Let's take a look on the character table:
To get the encoding of a character:
- Find the corresponding character in the table
- Read the b7, b6, and b5 value on the top row of the cell
- Read the b4, b3, b2, and b1 value on the leftmost column of the cell
- Concatenate the value you get from step 2 and 3 above, the result is the 7-bit value
- You can also read the nibble value, which is located under the b7, b6, b5 and beside b4, b3, b2, b1 and concatenate them to get the byte value
Example:
- Character "2" has b7=0, b6=1, and b5=1 and b4=0, b3=0, b2=1, b1=0. Hence, the 7-bit value is 0110010b ('32').
- Character "a" has b7=1, b6=1, and b5=0 and b4=0, b3=0, b2=0, b1=1. Hence, the 7-bit value is 1100001b ('61').
Some specials encoding in the table are:
- LF ('0A') is Line Feed character
- CR ('0D') is the Carriage Return character
- 1) ('1B') is escape to extension table, which is discussed in the following section.
- SP means space character
The Extension Table
If you are going to use a characters that is defined in the following table, then you need to use the Escape Sequence '1B' (0011011b).
Example:
- The left curly bracket "{" value is '28' (0101000b). To use this character in 8-bit we shall use '1B 28'.
- The hypen "|" value is '40' (1000000b). To use this character in 8-bit we shall use '1B 40'
The two examples explains the reason why the number of characters is decreased by two if we are using "^", "{", "}", "\", "[", "~", "]","|", or "€" in the SMS (Try to send SMS
using the characters and notice the reduction!).

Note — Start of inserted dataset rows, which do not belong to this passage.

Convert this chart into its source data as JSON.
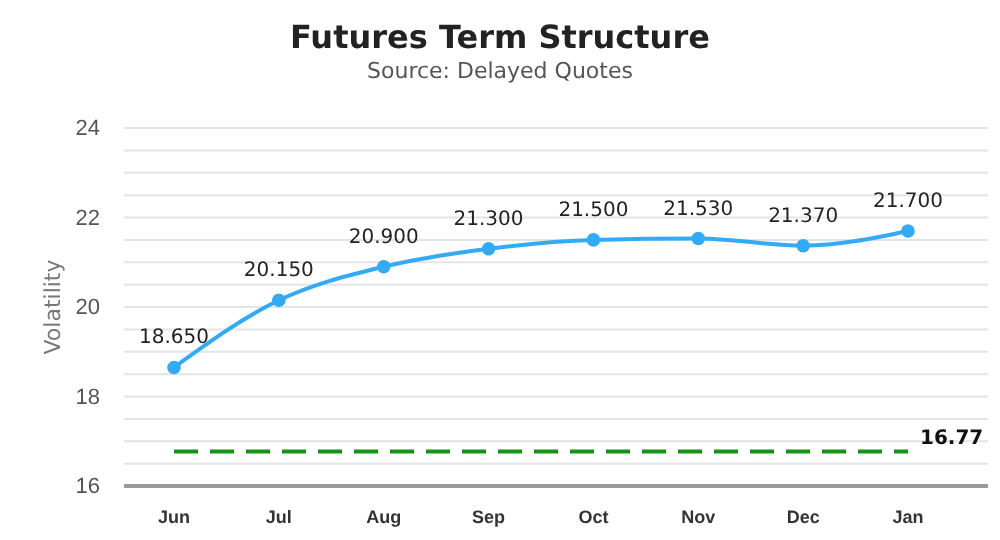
{
  "chart_data": {
    "type": "line",
    "title": "Futures Term Structure",
    "subtitle": "Source: Delayed Quotes",
    "ylabel": "Volatility",
    "categories": [
      "Jun",
      "Jul",
      "Aug",
      "Sep",
      "Oct",
      "Nov",
      "Dec",
      "Jan"
    ],
    "series": [
      {
        "color": "#33aaf5",
        "values": [
          18.65,
          20.15,
          20.9,
          21.3,
          21.5,
          21.53,
          21.37,
          21.7
        ],
        "value_labels": [
          "18.650",
          "20.150",
          "20.900",
          "21.300",
          "21.500",
          "21.530",
          "21.370",
          "21.700"
        ]
      }
    ],
    "ylim": [
      16,
      24
    ],
    "yticks": [
      16,
      {
        "value": 16.5,
        "label": null
      },
      {
        "value": 17,
        "label": null
      },
      {
        "value": 17.5,
        "label": null
      },
      18,
      {
        "value": 18.5,
        "label": null
      },
      {
        "value": 19,
        "label": null
      },
      {
        "value": 19.5,
        "label": null
      },
      20,
      {
        "value": 20.5,
        "label": null
      },
      {
        "value": 21,
        "label": null
      },
      {
        "value": 21.5,
        "label": null
      },
      22,
      {
        "value": 22.5,
        "label": null
      },
      {
        "value": 23,
        "label": null
      },
      {
        "value": 23.5,
        "label": null
      },
      24
    ],
    "ref_lines": [
      {
        "axis": "y",
        "value": 16.77,
        "label": "16.77",
        "color": "#149414",
        "line_style": "dashed"
      }
    ],
    "grid": "y",
    "marker": "circle",
    "line_style": "solid"
  }
}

Some specials encoding in the table are:
- 3) ('0A') means Page Break character
- 1) ('1B') is escape to extension table, which is currently
not used.
If the mobile station is not capable of showing symbol from the extension table, then it may show the character from primary table. In such case, Page Break become Line Feed, curly brackets become parentheses, backslash become slash, euro become small e, ... and so on.